Olivia Brown by Olivia Brown
January 17, 2026
in Entertainment
Reading Time: 3 mins read
0

Rocco Commisso, a former cable TV executive who became the founder of cable giant Mediacom and owner of Italy’s ACF Fiorentina, has died. He was 76 years old.

Commisso’s death was announced by Mediacom and the Italian soccer team on Friday evening, with the team saying he died “after a prolonged period of medical treatment.”

A banker turned cable CFO, the executive founded Mediacom in 1995, when he was 45, focusing the fledgling cable company on small towns and villages that weren’t adequately served by other cable companies.

This bet paid off as Mediacom is now the fifth largest cable operator in the United States, with more than three million homes and businesses served in 22 states, making Commisso a billionaire. Mediacom is wholly owned by the Commisso family, with the leader serving as chairman and CEO until his death.

“It really is the land of opportunity. It gave this poor soul the opportunity to become something, someone,” Commisso told CBS. 60 minutes correspondent Sharyn Alfonsi in a 2023 profile. “And that’s the beauty of America.”

Born in Calabria, Italy, Commisso moved to the United States at age 12 and graduated from Mount Saint Michael Academy in the Bronx in 1967. Growing up a soccer fan, it was at Columbia University that Commisso truly fell in love with the sport, playing for the Columbia Lions from 1967 to 1970 and serving as co-captain of the 1970 team that made Columbia’s first-ever appearance in the NCAA playoffs. The Columbia football venue is now called Rocco B. Commisso Football Stadium.

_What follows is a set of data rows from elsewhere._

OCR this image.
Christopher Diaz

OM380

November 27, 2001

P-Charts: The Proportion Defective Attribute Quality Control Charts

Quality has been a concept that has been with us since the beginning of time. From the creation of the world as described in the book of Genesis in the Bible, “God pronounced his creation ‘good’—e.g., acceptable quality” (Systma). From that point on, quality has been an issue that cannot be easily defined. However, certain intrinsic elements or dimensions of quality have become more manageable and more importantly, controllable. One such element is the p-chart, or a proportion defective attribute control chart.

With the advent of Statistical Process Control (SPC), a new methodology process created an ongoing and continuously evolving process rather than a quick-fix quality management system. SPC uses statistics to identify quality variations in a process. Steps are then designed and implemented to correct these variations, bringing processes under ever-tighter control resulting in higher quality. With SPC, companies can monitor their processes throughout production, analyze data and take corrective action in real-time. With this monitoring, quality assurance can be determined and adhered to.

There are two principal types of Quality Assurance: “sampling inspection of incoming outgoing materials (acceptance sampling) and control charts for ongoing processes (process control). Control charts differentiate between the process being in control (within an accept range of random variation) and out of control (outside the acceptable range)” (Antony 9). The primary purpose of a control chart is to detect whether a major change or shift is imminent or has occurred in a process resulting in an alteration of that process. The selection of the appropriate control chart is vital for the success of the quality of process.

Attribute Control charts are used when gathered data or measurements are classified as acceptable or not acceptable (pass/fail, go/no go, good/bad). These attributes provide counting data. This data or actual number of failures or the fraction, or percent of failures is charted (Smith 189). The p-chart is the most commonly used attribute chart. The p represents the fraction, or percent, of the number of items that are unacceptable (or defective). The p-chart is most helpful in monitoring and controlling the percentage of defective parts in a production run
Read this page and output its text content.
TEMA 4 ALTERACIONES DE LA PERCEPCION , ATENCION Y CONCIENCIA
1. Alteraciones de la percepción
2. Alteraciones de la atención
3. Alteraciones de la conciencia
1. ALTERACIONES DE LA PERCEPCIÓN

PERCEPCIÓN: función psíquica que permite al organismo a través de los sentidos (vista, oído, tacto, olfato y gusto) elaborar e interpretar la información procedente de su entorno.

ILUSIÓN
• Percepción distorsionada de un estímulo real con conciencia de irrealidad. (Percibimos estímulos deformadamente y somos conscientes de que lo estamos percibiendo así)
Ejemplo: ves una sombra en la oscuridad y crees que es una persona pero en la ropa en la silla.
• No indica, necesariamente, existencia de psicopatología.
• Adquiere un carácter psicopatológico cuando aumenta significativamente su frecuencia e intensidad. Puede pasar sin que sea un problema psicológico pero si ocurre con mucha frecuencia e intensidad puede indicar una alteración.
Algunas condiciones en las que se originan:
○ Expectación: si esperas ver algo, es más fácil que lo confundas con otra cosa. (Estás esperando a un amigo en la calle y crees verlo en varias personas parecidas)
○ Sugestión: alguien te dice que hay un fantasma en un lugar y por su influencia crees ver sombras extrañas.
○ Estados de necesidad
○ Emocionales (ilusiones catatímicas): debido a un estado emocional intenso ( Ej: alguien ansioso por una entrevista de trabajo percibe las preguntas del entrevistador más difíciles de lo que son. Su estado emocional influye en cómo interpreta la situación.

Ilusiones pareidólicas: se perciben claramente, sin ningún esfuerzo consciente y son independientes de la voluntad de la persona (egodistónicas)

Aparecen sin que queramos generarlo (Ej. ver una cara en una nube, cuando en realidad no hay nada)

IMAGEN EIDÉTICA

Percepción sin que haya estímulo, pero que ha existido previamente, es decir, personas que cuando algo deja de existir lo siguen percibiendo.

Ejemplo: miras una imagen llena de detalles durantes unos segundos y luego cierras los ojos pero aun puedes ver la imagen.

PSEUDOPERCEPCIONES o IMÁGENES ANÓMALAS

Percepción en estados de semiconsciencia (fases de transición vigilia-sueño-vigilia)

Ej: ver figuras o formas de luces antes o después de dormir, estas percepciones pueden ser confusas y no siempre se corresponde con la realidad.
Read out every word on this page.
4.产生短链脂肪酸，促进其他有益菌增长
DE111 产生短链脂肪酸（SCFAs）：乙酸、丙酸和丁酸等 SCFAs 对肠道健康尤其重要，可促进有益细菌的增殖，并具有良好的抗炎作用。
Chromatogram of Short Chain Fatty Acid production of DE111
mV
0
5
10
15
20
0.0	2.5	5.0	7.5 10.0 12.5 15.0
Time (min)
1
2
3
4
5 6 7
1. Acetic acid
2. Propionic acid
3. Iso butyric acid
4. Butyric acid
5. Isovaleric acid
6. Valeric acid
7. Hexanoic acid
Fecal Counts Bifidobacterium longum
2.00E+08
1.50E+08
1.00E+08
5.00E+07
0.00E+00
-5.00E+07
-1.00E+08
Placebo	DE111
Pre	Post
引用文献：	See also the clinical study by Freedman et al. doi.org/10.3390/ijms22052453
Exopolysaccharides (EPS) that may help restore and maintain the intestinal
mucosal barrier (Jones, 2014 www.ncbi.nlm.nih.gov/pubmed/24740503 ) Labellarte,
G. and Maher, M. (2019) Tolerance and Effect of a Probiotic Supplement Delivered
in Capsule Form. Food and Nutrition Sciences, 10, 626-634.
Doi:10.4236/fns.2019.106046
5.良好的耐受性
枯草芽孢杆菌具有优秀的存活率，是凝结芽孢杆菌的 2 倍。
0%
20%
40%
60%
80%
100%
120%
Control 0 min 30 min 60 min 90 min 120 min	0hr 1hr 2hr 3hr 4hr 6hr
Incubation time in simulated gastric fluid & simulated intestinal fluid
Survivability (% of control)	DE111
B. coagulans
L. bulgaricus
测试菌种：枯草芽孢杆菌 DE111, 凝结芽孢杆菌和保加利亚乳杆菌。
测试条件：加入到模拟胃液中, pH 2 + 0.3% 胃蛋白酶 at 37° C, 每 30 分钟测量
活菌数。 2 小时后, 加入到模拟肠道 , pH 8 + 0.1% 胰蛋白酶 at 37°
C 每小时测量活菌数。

He began his professional career at Pfizer in Brooklyn, before turning to finance after obtaining his MBA from Columbia in 1975. After stints at Chase Manhattan Bank, Royal Bank of Canada, where he specialized in lending to companies in the communications sector, he joined Cablevision, eventually becoming its chief financial officer and director. After Cablevision sold to Time Warner for $2.2 billion, Commisso founded Mediacom.

“What I anticipated was that sooner or later we would be deregulated and there was a great opportunity to succeed in the smaller markets of the United States, the rural markets, largely because no one wanted it,” he said. 60 minutes.

A member of the Broadcasting & Cable Hall of Fame, the Cable Center Hall of Fame and the Columbia University Athletics Hall of Fame, Commisso has also received the Life Achievement Award from the National Italian American Foundation, the Ellis Island Medal of Honor and the Vanguard Award for Distinguished Leadership, the cable industry’s highest honor.

He was also active in the cable company community, serving on the boards of the National Cable & Telecommunications Association and C-SPAN.

But he never gave up football.

He acquired the New York Cosmos soccer team in 2017 and, two years later, bought the famous Serie A team, ACF Fiorentina, for $170 million.

“Football was his passion, and Fiorentina became his passion seven years ago, when Rocco took charge of the Viola club and began to love its fans, its colors and the city of Florence,” the team said. “‘Call me Rocco,’ he simply told everyone, with his extraordinary empathy.”

The pressure was on after his purchase, with Fiorentina having gone decades without a championship and with a wealthy American owner (although an immigrant from Italy) providing capital. The team became a priority, with Commisso becoming president in addition to his day job in New York running Mediacom.

“They can’t kick Rocco out of here, you know? They think they’re going to criticize me and throw me out. No, that can’t happen,” Commisso said. 60 minutes. “Rocco is a little different.”